Think about the Ted Nelson’s project Xanadu vision, and now think about VR if it ever takes off, or AR, because it really should be in our sunglasses. In ten years it probably will be, then all the great stuff creative people build for the augmented or virtual world - you can’t really DRM it. It’s a shared world, there’s too many eyeballs to ray trace and path trace to. You can’t say, “These are encrypted pixels and you cannot touch them, or we’ll put you in jail under the DMCA.”

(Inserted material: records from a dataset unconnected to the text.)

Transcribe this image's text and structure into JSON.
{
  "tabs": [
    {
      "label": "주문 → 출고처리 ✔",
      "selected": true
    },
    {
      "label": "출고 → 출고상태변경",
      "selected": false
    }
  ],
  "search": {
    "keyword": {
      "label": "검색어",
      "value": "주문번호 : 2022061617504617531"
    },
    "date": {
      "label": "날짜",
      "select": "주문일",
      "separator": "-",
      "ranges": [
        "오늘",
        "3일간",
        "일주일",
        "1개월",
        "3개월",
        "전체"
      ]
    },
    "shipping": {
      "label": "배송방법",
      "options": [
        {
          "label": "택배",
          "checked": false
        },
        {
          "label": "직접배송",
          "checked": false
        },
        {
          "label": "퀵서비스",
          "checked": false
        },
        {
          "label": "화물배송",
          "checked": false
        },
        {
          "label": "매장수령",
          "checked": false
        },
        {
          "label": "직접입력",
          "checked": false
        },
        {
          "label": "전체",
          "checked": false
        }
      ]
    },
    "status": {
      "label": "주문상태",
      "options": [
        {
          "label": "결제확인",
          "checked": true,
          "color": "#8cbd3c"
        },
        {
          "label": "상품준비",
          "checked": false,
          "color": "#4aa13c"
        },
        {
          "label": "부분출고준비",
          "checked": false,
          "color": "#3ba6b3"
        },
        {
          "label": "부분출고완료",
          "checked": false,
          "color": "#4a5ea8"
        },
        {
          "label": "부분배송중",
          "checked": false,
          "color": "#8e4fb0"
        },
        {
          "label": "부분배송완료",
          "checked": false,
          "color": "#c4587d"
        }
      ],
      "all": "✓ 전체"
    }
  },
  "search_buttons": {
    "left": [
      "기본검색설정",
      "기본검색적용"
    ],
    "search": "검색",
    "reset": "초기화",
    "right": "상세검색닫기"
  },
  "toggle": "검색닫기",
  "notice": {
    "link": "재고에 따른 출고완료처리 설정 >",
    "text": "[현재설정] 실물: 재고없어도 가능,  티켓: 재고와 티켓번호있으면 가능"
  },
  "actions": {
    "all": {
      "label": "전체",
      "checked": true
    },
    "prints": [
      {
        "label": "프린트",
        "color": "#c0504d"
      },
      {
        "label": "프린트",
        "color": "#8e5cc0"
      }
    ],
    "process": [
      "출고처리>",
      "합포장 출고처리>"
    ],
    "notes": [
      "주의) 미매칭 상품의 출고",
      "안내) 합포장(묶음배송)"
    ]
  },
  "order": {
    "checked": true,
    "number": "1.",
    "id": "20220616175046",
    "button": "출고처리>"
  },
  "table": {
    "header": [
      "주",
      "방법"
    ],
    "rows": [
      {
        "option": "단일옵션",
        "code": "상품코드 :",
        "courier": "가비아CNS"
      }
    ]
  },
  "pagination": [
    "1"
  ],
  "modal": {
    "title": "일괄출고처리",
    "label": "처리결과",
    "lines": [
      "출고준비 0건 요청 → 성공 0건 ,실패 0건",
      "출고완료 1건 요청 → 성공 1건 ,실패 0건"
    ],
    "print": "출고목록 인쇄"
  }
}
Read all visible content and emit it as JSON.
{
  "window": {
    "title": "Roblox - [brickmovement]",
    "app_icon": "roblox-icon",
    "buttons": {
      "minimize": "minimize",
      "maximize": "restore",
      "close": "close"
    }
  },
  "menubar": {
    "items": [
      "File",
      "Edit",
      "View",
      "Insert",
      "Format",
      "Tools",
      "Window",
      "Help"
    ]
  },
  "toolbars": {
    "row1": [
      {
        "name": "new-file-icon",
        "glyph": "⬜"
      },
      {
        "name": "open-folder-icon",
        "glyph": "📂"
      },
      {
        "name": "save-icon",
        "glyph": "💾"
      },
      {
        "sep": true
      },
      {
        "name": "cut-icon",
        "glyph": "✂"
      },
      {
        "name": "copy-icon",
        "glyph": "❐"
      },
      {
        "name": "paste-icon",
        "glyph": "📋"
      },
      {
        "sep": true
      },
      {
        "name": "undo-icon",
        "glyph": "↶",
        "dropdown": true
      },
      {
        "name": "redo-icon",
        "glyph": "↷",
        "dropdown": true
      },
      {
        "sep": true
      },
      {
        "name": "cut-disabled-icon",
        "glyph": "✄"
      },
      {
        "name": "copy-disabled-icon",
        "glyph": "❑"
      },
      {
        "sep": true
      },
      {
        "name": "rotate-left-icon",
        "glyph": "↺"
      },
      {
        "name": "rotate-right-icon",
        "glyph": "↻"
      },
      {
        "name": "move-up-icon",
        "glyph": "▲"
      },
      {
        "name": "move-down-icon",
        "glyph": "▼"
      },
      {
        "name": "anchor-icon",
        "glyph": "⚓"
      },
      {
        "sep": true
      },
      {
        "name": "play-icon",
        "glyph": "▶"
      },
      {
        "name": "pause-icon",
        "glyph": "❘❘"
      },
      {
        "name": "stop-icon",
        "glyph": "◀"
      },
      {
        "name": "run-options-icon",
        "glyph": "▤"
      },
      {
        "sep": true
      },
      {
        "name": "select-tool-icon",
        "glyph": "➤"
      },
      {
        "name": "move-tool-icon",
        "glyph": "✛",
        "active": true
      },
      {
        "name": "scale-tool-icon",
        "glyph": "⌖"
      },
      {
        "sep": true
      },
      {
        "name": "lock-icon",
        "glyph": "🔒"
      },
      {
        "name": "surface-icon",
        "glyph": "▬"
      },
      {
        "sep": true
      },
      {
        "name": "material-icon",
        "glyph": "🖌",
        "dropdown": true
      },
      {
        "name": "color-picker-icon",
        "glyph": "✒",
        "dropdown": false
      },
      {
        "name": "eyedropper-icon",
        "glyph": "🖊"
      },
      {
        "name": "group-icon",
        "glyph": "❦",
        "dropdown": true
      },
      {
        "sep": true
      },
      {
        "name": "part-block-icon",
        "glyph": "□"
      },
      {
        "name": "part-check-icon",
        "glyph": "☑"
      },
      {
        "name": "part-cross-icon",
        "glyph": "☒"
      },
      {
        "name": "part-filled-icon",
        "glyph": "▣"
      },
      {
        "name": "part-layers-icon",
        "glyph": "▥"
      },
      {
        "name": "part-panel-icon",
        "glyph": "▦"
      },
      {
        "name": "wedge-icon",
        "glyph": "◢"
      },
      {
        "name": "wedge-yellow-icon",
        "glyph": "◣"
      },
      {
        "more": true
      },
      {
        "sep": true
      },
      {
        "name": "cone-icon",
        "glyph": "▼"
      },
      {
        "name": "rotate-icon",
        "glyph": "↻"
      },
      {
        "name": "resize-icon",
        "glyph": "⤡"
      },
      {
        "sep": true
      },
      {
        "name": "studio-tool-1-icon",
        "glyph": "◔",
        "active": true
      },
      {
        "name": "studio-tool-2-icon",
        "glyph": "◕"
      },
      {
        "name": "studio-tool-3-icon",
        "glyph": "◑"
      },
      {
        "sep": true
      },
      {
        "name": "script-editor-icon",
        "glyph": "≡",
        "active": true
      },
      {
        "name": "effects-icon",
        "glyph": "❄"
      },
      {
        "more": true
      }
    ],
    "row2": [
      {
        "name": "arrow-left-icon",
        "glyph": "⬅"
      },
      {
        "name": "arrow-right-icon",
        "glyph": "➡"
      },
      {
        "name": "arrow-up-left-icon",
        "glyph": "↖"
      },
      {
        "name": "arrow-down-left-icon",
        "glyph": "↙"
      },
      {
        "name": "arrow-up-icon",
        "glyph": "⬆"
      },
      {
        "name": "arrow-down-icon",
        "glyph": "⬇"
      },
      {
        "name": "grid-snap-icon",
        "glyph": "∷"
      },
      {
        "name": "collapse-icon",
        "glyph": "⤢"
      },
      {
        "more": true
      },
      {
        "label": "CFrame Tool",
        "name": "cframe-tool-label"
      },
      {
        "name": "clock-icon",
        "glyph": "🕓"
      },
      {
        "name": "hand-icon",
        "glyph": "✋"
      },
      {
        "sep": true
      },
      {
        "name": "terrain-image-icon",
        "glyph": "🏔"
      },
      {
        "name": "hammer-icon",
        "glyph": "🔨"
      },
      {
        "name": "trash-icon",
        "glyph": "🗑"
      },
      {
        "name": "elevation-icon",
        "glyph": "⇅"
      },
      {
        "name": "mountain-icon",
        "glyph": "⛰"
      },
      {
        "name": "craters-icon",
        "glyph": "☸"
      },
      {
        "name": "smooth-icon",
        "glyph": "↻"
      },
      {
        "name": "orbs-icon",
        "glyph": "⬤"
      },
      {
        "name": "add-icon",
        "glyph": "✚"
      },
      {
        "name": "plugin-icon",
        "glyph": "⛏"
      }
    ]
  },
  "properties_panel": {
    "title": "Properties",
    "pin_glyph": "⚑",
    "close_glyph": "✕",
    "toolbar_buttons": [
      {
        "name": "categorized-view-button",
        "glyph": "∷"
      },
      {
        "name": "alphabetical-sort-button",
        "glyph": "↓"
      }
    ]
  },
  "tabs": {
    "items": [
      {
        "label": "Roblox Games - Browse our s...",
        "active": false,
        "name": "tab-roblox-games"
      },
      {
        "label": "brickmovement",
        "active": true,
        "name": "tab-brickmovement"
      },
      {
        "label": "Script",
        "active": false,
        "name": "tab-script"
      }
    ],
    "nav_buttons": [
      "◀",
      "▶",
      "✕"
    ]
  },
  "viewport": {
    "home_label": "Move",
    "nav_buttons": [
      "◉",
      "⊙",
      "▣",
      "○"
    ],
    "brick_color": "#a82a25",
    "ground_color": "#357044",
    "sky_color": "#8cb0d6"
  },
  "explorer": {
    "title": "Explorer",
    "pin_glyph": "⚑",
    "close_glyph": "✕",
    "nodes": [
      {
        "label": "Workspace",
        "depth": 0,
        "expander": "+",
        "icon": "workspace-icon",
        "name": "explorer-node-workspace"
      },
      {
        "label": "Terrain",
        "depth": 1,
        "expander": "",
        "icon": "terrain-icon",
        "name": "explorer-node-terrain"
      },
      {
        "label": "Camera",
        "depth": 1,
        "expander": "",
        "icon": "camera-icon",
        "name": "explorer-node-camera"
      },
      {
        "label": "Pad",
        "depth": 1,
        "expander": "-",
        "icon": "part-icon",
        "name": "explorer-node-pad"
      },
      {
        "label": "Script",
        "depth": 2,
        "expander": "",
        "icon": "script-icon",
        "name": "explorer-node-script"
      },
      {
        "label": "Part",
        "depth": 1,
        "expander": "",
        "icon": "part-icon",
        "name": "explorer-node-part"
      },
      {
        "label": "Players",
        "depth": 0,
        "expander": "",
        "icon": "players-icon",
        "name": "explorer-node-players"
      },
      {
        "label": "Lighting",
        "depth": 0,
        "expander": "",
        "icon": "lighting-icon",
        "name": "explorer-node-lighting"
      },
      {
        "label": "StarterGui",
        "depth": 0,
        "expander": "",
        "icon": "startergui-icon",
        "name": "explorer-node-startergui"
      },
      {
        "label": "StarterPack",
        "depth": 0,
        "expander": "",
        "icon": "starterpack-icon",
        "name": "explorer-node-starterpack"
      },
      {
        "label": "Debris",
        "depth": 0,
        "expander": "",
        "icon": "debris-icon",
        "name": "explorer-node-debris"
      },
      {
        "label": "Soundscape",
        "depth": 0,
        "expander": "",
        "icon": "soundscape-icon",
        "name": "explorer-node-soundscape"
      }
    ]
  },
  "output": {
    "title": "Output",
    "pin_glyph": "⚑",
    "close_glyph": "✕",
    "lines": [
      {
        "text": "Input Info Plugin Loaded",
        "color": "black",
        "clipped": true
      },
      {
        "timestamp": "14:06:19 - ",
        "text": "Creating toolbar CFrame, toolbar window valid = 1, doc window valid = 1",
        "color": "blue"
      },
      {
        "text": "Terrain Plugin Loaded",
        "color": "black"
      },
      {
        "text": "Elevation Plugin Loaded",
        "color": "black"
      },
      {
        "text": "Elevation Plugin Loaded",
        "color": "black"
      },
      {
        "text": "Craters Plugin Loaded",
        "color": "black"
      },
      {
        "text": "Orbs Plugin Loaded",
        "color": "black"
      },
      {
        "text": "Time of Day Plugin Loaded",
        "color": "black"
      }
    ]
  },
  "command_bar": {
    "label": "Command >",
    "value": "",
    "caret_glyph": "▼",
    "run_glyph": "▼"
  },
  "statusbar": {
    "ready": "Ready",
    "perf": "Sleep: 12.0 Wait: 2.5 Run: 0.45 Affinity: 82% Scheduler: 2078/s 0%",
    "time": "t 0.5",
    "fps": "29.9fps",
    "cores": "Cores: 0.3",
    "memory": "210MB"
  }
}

All your models and your texture art - they’re gonna be out there, just like they were in Second Life. How do you protect that stuff? Well, you can watermark it; that’s a traditional method, it goes back to real-world paintings and documents. That is more of an identification system for prosecuting gross copyright violations after the fact. What if you could just have automatic micro royalties, like
Ted Nelson envisioned? People are looking at or using, or borrowing, or creative-commons-ing, meshing up some bit of art - there’s a micro royalty associated to the artist. That can be automated too, and that’s another thing that I think you can do with cryptocurrencies if you do them right. That should be part of the web standard, future AR web. I’ll pause there because I’ve said a lot, but you can see that there’s a big vision here, and I hope it’s exciting to everybody because it goes way beyond just browsers.